Draft Genome Sequence of Polyaromatic Hydrocarbon-Degrading Bacterium Bacillus subtilis SR1, Which Has Plant Growth-Promoting Attributes.

Bacillus subtilis SR1 is a heavy metal-resistant, polyaromatic hydrocarbon-degrading bacterium isolated from rhizospheric soil of contaminated sites. It has the ability to promote plant growth and utilize benzo[a]pyrene as a carbon source. This study reports the characteristics of the genome of B. subtilis SR1, which contains one circular chromosome (4,093,698 bp).

GENOME ANNOUNCEMENT

Microbial degradation represents the major route responsible for the ecological recovery of polyaromatic hydrocarbon (PAH)-contaminated sites. Microorganisms can absorb, transform, or degrade PAHs, reduce the mobility and bioavailability of contaminants (1), and break down or mineralize hazardous organic pollutants into less harmful or nontoxic compounds. The bacterial strain B. subtilis SR1 was isolated from rhizospheric soil of a petroleum-contaminated site. It was isolated in minimal medium (Bushnell-Haas broth) amended with benzo[a]pyrene (BaP) and tested for heavy metal resistance and plant growth-promotion attributes. The bacterium was found to be resistant to different heavy metals and capable of degrading PAHs. Qualitative and quantitative analysis for degradation of BaP was done by high-pressure liquid chromatography (HPLC) and gas chromatography-mass spectroscopy (GC-MS) analysis, as described earlier (2). The strain was examined for plant growth-promotion attributes, such as indole-3-acetic acid production, siderophore production, phosphate solubilization, and hydrogen cyanide production (2).

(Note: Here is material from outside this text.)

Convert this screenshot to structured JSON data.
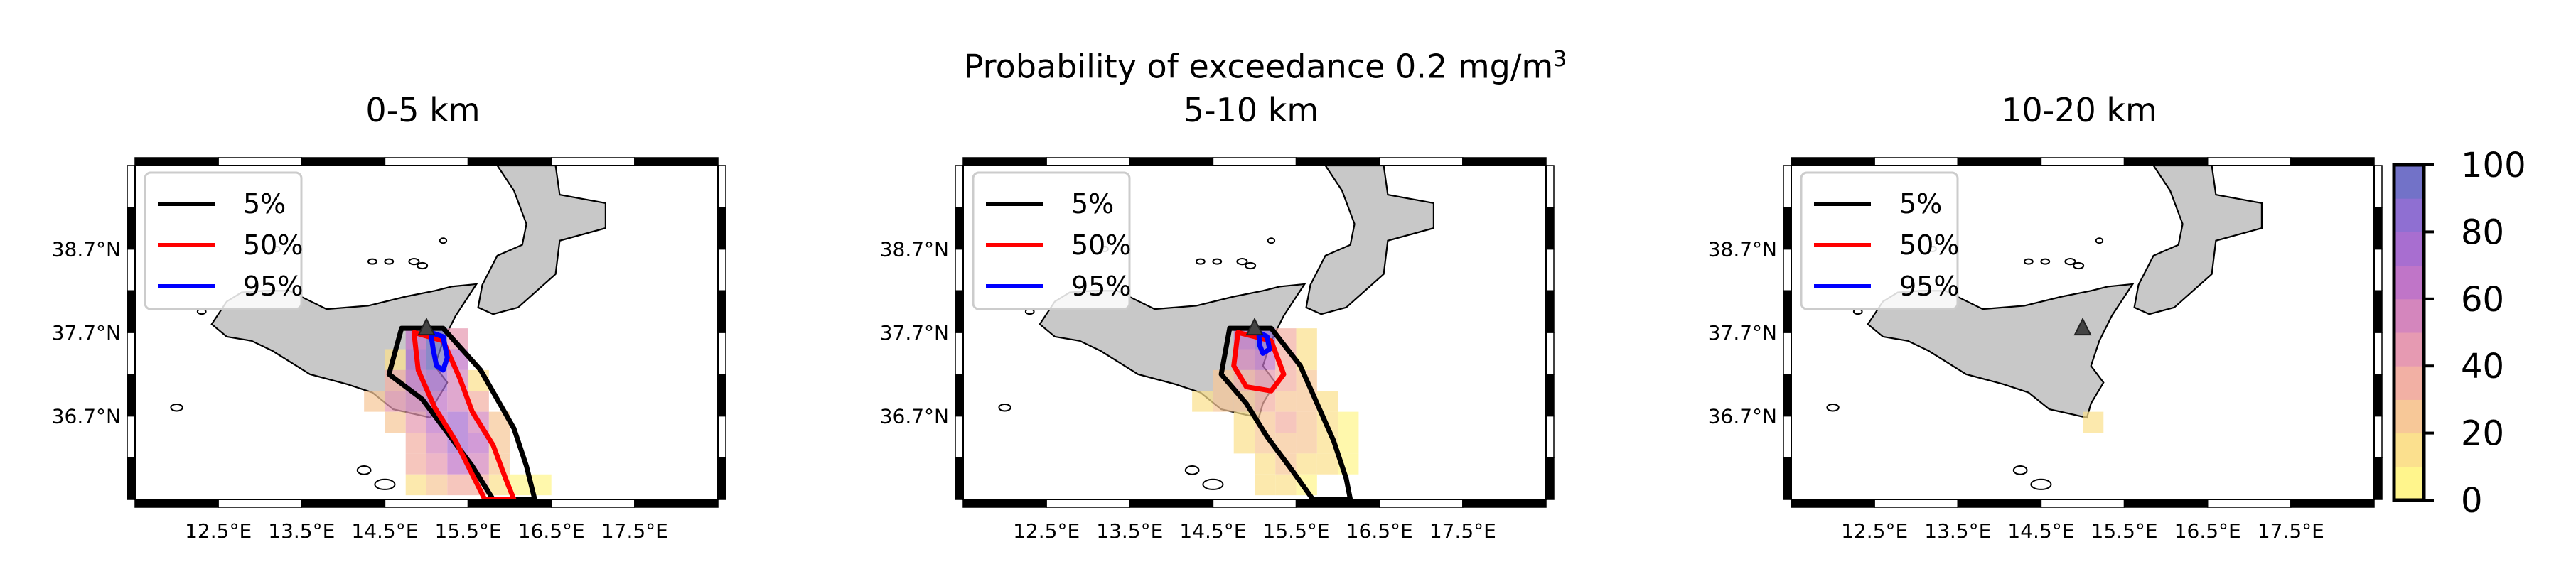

The draft genome sequence of B. subtilis SR1 was obtained by whole-genome shotgun sequencing using one Illumina paired-end library with an average insert size of ~400 bp. The paired-end sequencing libraries were prepared using an Illumina TruSeq nano DNA library prep kit. The DNA was fragmented by Covaris M220, generating a double-stranded DNA fragment with a 3′ or 5′ overhang. The fragments were then subjected to end repair, followed by adapter ligation to the fragments. The products were then PCR amplified with the index primer, as described in the kit protocol, and sequenced using the NextSeq 500 platform. The NextSeq 500 paired-end sequencing run generated ~1 Gb of raw reads.

The sequenced raw data were processed to obtain high-quality clean reads using Trimmomatic version 0.35 to remove adapter sequences, ambiguous reads, and low-quality sequences. These reads were trimmed using a quality score threshold of 20 and a length cutoff of 20 bp. Reference-guided assembly of the sample was performed using SAMtools (3). The procedure for genome annotation was done with the Rapid Annotations using Subsystems Technology (RAST) server and the NCBI Prokaryotic Genome Annotation Pipeline (PGAP) (https://www.ncbi.nlm.nih.gov/genome/annotation_prok) (4).

The genome of Bacillus subtilis SR1 consists of one circular chromosome (4,093,698 bp) with a GC content of 44.01%, as well as 4,098 protein-coding genes; 83 tRNAs; 120 RNAs, including 22 rRNAs; and 106 pseudogenes.

Accession number(s).

The draft whole-genome shotgun sequence of B. subtilis SR1 has been deposited in GenBank under the accession number CP021985 and BioProject number PRJNA388844.